LCD monitor questions

Lennart Sorensen lsorense-1wCw9BSqJbv44Nm34jS7GywD8/FfD2ys at public.gmane.org
Mon Aug 9 22:05:24 UTC 2004


On Mon, Aug 09, 2004 at 02:56:04PM -0400, Taavi Burns wrote:
> On CRTs, yes.  I think that they did 1280x1024 because on some
> monitors it
> just doesn't "look right".  Might have to do with standard monitor sizes
> and the dot pitch (so phosphors were not lined up nicely, causing
> moire patterns
> or some silly thing like that)

Well the Mac always used 1152x864 and 1280x960 to keep things
consistent.  Someone in the PC world must have thought 1280x1024 was a
nice size (it does give a nice power of 2 height, which probably uses
the memory a bit more efficiently, although 1152x864 was a better use
when packed into 1M ram for 8bit or 2M ram for 16bit colour).  I guess
in 4M 1280x1024 nicely worked out with 4k per row.  A bit of gain in
screen space at the expense of messing up the aspect ratio I suppose.
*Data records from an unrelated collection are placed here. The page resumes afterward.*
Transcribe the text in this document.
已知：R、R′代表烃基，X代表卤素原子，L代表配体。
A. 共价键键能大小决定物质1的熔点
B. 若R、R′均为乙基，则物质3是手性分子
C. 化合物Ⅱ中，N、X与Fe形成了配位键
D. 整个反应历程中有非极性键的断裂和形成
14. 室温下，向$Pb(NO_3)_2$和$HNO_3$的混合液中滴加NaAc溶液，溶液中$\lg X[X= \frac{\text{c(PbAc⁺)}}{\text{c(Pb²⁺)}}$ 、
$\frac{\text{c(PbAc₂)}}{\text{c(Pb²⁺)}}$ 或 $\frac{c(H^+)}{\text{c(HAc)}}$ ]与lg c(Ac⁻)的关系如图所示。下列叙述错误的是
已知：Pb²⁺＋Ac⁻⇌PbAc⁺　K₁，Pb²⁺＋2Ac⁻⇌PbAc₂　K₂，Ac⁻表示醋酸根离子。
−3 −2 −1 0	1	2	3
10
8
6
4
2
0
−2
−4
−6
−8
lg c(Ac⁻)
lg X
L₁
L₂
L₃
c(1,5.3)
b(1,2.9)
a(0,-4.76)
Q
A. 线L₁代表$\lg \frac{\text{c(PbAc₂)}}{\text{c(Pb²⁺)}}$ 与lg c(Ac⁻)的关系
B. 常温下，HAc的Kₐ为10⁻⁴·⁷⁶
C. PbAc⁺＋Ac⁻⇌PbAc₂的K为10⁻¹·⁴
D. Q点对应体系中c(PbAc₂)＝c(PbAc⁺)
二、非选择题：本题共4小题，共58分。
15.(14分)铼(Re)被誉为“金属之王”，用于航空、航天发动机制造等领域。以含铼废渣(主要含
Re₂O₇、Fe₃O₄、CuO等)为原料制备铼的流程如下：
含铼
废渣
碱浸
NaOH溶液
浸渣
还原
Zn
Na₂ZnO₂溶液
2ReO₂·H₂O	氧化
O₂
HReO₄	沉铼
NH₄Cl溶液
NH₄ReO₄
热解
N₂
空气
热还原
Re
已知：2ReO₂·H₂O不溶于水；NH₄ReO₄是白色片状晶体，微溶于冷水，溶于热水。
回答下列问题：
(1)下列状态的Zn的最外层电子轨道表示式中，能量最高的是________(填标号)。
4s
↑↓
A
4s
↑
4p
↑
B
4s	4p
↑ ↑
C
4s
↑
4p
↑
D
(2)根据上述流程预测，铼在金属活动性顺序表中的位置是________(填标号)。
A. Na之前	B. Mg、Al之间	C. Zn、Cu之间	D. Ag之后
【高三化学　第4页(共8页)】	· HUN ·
> But if it's displaying perfectly square pixels, do you really care
> what the shape
>  of the screen is enough to not want to use some pixels?  Stick your
> XMMS playlist
> in the extra space if you don't want to use it for webbrowsing, or
> something. ;)

Well there have been applications (NT4's OpenGL implementation for
example) where the aspect ratio had to be 4:3 or it didn't work right.
Bad coding certainly, but it has happened.  I want a 1600x1200 screen if
I could just afford one. :)  Or 2048x1536 could be nice.